Allie Ostrander is an American distance runner who recently competed in the Olympic Trials 3000 meter steeplechase race. She ran a personal best in the finals, but came in seventh, outside the top three finish she needed to make the U.S. Olympic Team.
On her Instagram, she recapped the race and said that she was proud of her race, even though it was a failure since she didn’t make the team. But it was a beautiful failure.
I’ve reread that post several times because beautiful failure has not left my mind since I read it.
The processing of her race has resonated with me because much of mental health is about allowing space for contradictions to reside. Allowing grief and gratitude to both sit at our table. Allowing sadness and joy to be present at the same time.
But, I’ve never allowed a failure to sit alongside beauty before.
As I continued to sit with this, my motherhood journey immediately rose to the forefront of my mind. Raising a strong-willed son is something I am finding does not suit my natural strengths. Every day has its challenges. And most days, after he is asleep, I think about how I could improve numerous things.
But, I’ve started to allow beauty to seep into these recollections lately. I had seen beauty in other moments with my son, but I hadn’t seen it in my failures with him. How beautiful is it that we both are learning and growing together every day? No matter how hard the day before was, we wake up and begin each day anew. We don’t check out on each other, we don’t hold grudges. Instead, we continue to grow. He is learning all that toddlers have to take in and I am learning all that motherhood presents. Both learnings are beautifully overwhelming, and we both beautifully fail daily.
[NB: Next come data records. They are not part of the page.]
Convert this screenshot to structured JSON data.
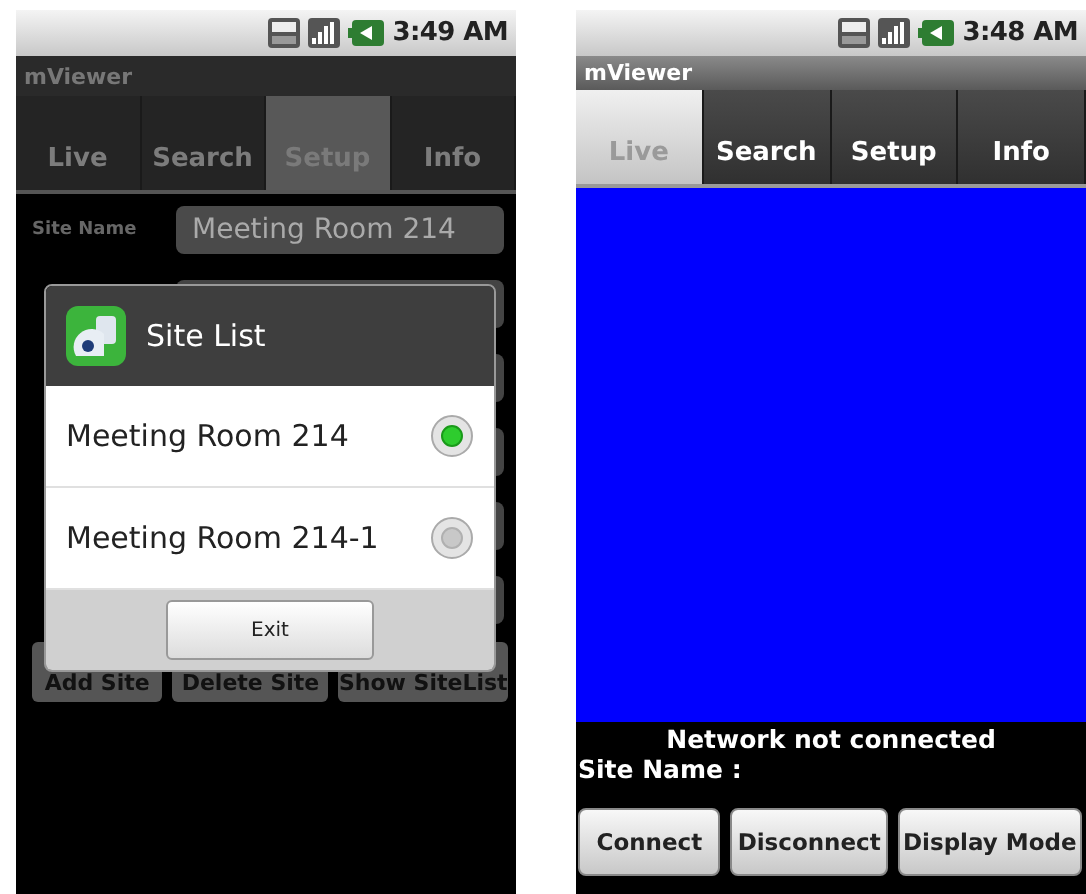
{
  "setup_screen": {
    "status_bar": {
      "time": "3:49 AM"
    },
    "app_title": "mViewer",
    "tabs": [
      {
        "label": "Live",
        "selected": false
      },
      {
        "label": "Search",
        "selected": false
      },
      {
        "label": "Setup",
        "selected": true
      },
      {
        "label": "Info",
        "selected": false
      }
    ],
    "site_name_label": "Site Name",
    "site_name_value": "Meeting Room 214",
    "buttons": [
      "Add Site",
      "Delete Site",
      "Show SiteList"
    ],
    "dialog": {
      "title": "Site List",
      "items": [
        {
          "label": "Meeting Room 214",
          "selected": true
        },
        {
          "label": "Meeting Room 214-1",
          "selected": false
        }
      ],
      "button": "Exit"
    }
  },
  "live_screen": {
    "status_bar": {
      "time": "3:48 AM"
    },
    "app_title": "mViewer",
    "tabs": [
      {
        "label": "Live",
        "selected": true
      },
      {
        "label": "Search",
        "selected": false
      },
      {
        "label": "Setup",
        "selected": false
      },
      {
        "label": "Info",
        "selected": false
      }
    ],
    "network_status": "Network not connected",
    "site_name_label": "Site Name :",
    "buttons": [
      "Connect",
      "Disconnect",
      "Display Mode"
    ]
  }
}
Perhaps as a recovering perfectionist, this phrase resonates with me because failures were often met with criticism and ridicule, never beauty. It’s unnatural so far but very much welcomed by my soul to embrace the inevitability of failures with a hand of beauty, too.
And this will likely be the case for you, too. So when those failures inevitably come, may you not avoid the failures that have occurred, but take time to find and hold the beauty in them, too.